Item 2.01. | Completion of Acquisition or Disposition of Assets. |
On January 31, 2021 (the “Closing Date”), Blue Ridge Bankshares, Inc. (the “Company”), the holding company of Blue Ridge Bank, National Association (the “Bank”), completed the transactions contemplated by the Agreement and Plan of Reorganization, dated as of August 12, 2020, as amended on November 6, 2020, between the Company and Bay Banks of Virginia, Inc. (“Bay Banks”), the holding company of Virginia Commonwealth Bank (“VCB”), and a related Plan of Merger (the “Merger Agreement”). On the Closing Date, (i) Bay Banks merged with and into the Company, with the Company continuing as the surviving corporation (the “Merger”) and (ii) immediately following the effective time of the Merger (the “Effective Time”), VCB was merged with and into the Bank, with the Bank continuing as the surviving bank (together with the Merger, the “Mergers”).
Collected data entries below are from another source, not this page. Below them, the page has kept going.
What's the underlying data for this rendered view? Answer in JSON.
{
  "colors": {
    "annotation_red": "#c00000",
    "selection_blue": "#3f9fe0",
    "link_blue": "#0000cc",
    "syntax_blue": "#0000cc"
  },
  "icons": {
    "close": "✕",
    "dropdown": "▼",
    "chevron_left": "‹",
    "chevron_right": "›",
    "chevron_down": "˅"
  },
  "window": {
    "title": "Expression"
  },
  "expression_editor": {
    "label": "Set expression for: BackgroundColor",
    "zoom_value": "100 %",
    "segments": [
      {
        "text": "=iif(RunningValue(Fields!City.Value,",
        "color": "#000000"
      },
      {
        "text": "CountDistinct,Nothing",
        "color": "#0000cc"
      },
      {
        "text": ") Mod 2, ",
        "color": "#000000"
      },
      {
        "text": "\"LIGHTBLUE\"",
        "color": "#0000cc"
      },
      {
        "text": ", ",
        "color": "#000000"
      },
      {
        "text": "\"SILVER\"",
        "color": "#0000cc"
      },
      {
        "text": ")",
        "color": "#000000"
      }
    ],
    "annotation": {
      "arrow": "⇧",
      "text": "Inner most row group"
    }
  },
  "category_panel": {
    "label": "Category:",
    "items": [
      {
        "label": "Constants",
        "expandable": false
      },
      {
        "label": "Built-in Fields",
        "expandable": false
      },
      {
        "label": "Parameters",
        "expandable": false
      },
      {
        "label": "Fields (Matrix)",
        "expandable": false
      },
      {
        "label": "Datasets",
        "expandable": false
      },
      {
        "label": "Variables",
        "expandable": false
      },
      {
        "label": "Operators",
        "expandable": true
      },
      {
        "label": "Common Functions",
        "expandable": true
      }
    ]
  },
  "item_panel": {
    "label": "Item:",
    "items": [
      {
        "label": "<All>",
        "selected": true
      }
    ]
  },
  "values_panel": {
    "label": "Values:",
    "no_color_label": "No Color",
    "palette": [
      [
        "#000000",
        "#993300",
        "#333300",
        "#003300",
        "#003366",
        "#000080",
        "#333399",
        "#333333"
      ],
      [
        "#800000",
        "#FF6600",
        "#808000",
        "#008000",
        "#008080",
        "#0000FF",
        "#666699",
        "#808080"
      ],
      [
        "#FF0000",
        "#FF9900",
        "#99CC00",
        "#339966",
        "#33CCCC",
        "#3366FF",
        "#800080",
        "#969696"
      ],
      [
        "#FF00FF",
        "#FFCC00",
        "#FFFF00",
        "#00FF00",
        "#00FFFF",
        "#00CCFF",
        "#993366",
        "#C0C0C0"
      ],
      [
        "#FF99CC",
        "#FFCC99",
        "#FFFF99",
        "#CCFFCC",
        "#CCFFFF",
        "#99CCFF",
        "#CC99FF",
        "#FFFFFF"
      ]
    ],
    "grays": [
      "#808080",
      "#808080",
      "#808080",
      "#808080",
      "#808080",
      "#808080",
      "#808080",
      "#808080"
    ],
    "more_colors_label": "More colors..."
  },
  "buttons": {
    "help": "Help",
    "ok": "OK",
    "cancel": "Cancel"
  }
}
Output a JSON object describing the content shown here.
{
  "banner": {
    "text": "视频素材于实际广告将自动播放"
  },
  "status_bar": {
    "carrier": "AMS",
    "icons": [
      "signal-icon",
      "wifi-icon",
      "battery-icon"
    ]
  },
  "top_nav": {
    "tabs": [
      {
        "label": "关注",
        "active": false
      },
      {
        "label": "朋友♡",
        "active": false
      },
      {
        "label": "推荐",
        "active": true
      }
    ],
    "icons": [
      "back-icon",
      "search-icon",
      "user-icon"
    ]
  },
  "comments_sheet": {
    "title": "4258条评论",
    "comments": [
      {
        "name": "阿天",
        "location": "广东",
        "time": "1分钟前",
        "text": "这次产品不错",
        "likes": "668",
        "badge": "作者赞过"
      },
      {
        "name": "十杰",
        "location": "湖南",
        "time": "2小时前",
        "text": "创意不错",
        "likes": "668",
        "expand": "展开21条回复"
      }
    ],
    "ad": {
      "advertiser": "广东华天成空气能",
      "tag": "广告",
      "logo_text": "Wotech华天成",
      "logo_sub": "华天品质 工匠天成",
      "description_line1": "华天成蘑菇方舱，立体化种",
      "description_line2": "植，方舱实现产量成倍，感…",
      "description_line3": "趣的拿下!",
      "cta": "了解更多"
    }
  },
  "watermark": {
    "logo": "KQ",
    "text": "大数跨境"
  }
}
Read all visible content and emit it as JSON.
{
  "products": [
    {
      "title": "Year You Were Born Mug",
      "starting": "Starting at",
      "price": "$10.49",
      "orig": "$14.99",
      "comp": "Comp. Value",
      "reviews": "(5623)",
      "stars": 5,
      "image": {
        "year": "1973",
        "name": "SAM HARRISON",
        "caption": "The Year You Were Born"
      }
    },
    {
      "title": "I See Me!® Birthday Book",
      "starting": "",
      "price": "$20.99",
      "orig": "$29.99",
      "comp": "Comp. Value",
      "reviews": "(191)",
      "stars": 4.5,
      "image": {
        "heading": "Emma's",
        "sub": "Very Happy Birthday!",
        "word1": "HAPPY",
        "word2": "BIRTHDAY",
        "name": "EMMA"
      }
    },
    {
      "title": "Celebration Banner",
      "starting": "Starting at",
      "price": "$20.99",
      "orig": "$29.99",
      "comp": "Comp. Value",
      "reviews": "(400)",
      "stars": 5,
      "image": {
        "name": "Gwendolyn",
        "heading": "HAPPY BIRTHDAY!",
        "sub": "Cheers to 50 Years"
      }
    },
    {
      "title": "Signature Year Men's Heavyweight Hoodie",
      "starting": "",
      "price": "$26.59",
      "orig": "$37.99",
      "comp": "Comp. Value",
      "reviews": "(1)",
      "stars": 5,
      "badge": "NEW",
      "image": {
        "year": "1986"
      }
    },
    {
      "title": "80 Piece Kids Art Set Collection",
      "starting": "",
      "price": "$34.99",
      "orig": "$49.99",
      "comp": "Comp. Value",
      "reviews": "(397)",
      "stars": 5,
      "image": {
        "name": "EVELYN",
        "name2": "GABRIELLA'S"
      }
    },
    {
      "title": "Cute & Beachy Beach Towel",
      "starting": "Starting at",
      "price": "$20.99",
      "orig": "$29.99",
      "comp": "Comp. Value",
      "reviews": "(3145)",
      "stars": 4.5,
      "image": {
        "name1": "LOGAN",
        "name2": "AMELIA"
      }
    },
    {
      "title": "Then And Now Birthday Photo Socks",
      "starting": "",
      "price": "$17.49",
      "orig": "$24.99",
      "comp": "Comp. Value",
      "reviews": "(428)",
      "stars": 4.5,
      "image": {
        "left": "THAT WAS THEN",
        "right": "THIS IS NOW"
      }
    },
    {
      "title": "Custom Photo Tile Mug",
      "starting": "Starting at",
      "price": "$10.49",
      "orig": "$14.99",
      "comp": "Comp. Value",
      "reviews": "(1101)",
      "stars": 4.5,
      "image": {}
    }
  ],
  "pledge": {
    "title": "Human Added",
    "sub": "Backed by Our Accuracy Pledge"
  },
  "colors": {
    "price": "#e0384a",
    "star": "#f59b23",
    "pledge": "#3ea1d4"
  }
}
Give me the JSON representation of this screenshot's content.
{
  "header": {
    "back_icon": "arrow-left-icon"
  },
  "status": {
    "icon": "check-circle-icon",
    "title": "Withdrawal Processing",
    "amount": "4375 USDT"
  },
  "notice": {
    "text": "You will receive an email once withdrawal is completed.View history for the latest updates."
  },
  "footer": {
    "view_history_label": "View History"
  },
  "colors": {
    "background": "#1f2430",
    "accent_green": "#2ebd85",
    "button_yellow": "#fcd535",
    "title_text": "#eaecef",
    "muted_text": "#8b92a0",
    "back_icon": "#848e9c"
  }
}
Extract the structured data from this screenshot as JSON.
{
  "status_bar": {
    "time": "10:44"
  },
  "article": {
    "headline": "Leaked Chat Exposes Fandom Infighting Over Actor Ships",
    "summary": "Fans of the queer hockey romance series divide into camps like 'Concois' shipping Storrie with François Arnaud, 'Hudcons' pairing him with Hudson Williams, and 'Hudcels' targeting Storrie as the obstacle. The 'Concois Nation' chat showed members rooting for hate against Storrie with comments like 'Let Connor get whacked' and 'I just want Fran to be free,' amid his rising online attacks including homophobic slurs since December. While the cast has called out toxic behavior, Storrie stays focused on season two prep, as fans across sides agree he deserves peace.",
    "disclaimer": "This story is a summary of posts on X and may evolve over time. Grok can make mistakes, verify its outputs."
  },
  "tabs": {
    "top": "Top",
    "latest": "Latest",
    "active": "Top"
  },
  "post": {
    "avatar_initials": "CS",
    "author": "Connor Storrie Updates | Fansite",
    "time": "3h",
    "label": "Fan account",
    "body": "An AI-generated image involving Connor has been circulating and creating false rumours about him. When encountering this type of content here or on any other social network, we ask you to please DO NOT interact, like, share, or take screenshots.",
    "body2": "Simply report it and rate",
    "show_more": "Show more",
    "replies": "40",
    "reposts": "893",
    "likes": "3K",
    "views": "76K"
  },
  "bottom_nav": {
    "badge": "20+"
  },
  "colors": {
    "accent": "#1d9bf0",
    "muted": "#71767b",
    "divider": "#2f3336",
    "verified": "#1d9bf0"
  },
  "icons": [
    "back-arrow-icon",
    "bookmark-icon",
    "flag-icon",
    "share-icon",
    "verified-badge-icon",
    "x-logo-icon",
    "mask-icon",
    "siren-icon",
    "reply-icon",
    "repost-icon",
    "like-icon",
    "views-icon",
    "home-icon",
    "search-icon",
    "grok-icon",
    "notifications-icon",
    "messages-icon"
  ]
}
At the Effective Time, pursuant to the terms of the Merger Agreement, in exchange for each share of Bay Banks common stock, Bay Banks shareholders received 0.5000 shares of the Company’s common stock, plus cash in lieu of any fractional shares. Each option to purchase shares of Bay Banks common stock, whether vested or unvested, was converted into an option to acquire shares of the Company’s common stock, on terms and conditions adjusted as provided for in the Merger Agreement. Each Bay Banks restricted stock award that was unvested or contingent vested and was converted into the right to receive the merger consideration payable under the Merger Agreement with respect to shares of Bay Banks’ common stock.
The foregoing summary of the Merger Agreement and the Mergers is not complete and is qualified in its entirety by reference to the complete text of the Merger Agreement, which is filed as Exhibit 2.1 to this Current Report on Form 8-K and is incorporated herein by reference.
Item 5.02 | Departure of Directors or Certain Officers; Election of Directors; Appointment of Certain Officers; Compensatory Arrangements of Certain Officers. |
Appointment and Resignation of Directors
Pursuant to the terms of the Merger Agreement, as of the Effective Time, the size of the Company’s board of directors (the “Board”) was established at 15 directors, and the Board appointed the following individuals to serve as directors of the Company and the Bank: C. Frank Scott, III, Randal R. Greene, Elizabeth H. Crowther, Richard A. Farmar, III, Julien G. Patterson, Randolph N. Reynolds, Jr. and Vance H. Spilman. They will serve until the 2021 annual meeting of shareholders of the Company, at which time each will stand for election to serve in one of the Board’s three classes of directors.
Mr. Scott is expected to be appointed to the Asset Liability Committee, Mr. Greene is expected to be appointed to the Executive and VCB Financial Group Committees, Mr. Farmar is expected to be appointed to the Audit and Risk Governance Committee and the Asset Liability Committee, Mr. Patterson is expected to be appointed chair of the Governance and Compensation Committee, Mr. Reynolds is expected to be appointed to the Governance and IT Committee, Mr. Spilman is expected to be appointed to the Strategic Planning, Audit and Risk Governance Committee, and Executive Committee and Ms. Crowther is expected to be appointed to the Compensation and IT Committee.
As directors of the Company, Messrs. Scott, Farmar, Patterson, Reynolds and Spilman and Ms. Crowther will be compensated in accordance with the Company’s director compensation policy as then in effect. Mr. Greene will not receive director compensation as he will be an officer of the Company and will be compensated under the terms of his employment agreement with the Company, as discussed below. For more information, please see “Information about Blue Ridge—Board of Directors and Director Compensation” in the Company’s Registration Statement on Form S-4 (File No. 333-249438) filed with the U.S. Securities and Exchange Commission on October 13, 2020, as subsequently amended on December 9, 2020 (the “Registration Statement”).
Since January 1, 2020, there have been no related party transactions between the Company and any of the individuals listed in the paragraph above that are reportable under Item 404(a) of Regulation S-K.